To experience testaroli for yourself, you have to fly to Milan, and catch the train to Genoa. Then you catch another train to La Spezia, the town that marks the southern full stop to the Ligurian coastline known as the Italian riviera. Now you have to get a local train to the village of Sarzana in the Lunigiana region, which sneaks its way over the border into Tuscany.
I would recommend that you stop in the square for a coffee and a slice of sweet onion focaccia, to catch your breath.
From here on, you need an uncle who has lived in the area all his life. I immediately adopted Mario Guelfi, who was raised in Sarzana, and now owns the genuinely good Ciccio seafood restaurant in nearby Bocca di Magra, at the very mouth of the Magra river.
Without an uncle, it will do you no good asking for testaroli. They will just look at you strangely, shake their heads, and move off. And that's just in Sarzana, its home town. In the next village, they may never have heard of it at all. My new Uncle Mario, though, will take you at breakneck speed up winding roads to his home, where the testaroli has been baked in his hand-made oven, fired by olive wood, and tended by the modest, hard-working Uncle Andrea.
Testaroli is a huge flat round pancakey thing made from wholemeal wheat dough. Since Roman times, it has been cooked on hot slate in flat earthenware discs known as testi. It bakes until firm, is then cut into bite-sized pieces, and boiled in simmering water like pasta, until it softens. Uncle Mario dresses it in the famous Ligurian pesto, made from his sweet, home- grown basil.
What makes testaroli even more delicious is the realisation that there is practically nowhere else in the world you can eat it. There are no testaroli bars in Venice Beach; and no testaroli- to-go corners in our local supermarkets. There is no Testaroli Haven, Planet Testaroli or Testaroli King.
You will barely find it in an Italian food reference library. It doesn't rate a single mention in Carluccio's Italian Food, and is nowhere to be found in Anna Del Conte's marvellously comprehensive Gastronomy of Italy.

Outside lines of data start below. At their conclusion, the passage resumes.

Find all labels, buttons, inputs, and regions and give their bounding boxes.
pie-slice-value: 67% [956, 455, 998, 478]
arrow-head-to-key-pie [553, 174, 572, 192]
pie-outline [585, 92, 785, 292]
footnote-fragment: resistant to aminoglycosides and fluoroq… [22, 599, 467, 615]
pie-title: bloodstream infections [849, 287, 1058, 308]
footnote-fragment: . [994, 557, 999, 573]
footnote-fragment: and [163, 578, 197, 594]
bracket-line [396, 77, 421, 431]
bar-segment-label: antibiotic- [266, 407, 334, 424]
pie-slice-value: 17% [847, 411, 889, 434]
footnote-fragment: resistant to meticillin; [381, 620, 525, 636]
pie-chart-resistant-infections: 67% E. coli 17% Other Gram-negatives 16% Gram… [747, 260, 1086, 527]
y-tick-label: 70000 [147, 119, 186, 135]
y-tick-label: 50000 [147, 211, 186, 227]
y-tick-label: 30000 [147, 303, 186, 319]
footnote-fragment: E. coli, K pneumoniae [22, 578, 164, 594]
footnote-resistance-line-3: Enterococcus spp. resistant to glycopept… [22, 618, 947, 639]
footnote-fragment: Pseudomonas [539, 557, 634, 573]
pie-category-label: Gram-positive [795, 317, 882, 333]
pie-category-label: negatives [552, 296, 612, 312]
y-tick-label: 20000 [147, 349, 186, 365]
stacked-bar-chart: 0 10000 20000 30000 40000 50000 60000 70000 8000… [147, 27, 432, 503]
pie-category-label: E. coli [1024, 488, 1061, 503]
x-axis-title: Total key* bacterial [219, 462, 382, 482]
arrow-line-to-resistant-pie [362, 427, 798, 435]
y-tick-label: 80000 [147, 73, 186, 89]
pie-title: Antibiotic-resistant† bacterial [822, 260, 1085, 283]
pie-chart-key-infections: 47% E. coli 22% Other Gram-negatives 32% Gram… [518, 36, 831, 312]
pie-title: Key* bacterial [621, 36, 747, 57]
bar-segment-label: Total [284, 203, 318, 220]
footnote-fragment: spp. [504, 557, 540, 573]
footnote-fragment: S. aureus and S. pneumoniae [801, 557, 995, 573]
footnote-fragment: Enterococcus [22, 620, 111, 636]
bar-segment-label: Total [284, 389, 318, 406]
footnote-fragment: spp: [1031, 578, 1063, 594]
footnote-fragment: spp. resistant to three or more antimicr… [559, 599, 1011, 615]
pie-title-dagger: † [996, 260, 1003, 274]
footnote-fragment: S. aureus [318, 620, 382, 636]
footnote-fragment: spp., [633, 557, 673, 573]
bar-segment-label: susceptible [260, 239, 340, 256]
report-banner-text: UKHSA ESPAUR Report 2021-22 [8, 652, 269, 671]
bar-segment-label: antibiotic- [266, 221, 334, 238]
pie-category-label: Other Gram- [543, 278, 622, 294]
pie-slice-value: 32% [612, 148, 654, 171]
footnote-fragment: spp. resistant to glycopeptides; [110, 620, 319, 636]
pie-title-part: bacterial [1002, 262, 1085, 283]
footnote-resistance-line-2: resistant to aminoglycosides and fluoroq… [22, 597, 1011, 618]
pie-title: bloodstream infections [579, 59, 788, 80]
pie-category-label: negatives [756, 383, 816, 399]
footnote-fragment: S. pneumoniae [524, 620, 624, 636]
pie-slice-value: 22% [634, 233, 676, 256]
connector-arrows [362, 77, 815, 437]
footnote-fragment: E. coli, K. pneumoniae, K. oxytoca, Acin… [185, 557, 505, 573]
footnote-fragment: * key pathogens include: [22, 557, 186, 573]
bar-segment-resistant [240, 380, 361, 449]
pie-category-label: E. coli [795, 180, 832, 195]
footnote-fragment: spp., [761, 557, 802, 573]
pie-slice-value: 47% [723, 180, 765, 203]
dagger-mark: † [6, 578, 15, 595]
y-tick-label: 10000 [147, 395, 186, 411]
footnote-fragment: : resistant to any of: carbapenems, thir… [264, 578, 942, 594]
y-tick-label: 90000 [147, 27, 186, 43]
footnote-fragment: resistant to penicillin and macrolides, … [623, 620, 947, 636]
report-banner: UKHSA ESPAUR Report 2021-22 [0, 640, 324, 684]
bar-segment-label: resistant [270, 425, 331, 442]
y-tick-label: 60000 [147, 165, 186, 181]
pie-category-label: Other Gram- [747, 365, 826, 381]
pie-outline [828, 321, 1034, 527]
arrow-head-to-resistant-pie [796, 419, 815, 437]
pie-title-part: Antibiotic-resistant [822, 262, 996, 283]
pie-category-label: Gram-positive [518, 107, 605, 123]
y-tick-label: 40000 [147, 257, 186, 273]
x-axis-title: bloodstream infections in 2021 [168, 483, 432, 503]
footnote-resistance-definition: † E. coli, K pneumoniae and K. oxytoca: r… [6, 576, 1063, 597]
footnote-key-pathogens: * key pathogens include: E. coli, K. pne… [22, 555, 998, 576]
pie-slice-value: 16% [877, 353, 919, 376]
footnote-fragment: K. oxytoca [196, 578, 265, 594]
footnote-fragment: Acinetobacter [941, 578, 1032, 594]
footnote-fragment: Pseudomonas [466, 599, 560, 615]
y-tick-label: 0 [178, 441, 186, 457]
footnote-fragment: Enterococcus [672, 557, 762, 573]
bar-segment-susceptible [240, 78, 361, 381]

We live in a world where slow-cooked salmon with porcini risotto and black pudding appear on the one plate, and where it's considered OK to serve harissa-spiced poussin on Chinese cabbage with a mirin-infused jus.
The most popular restaurant in Shanghai is German. In Taipei, they're all eating Italian pizza. McDonald's now rules Rome and the queues outside the KFC in Beijing are longer than those outside the venerable Qianmen Quanjude Peking Duck restaurant.
So testaroli has become a symbol for me, a shield held high against the onset of the global kitchen.
Another weapon in my armoury is the memory of Uncle Mario's farinata, a flat, chickpea flour tart, flavoured with olive oil and pepper and oven- baked until crisp and golden outside, and meltingly soft inside. Dating from pre-Roman times, it is traditionally cooked in a special wrought- iron baking dish.
The reason so many of these local dishes are not known outside the area is because of the relative isolation of the Ligurian coastline, fringed by the sea, and hemmed in by steep mountain sides.
Feeling proud of myself for unearthing one of the last bastions of real regional cooking, I found myself boasting across a table to the New York food critic and author Jeffrey Steingarten, self-billed as the man who ate everything. Farinata, I reckoned, is one thing he would not have eaten.
Wrong. He apparently loved the stuff so much on his last trip to Liguria that he lugged two incredibly heavy farinata pans back to America.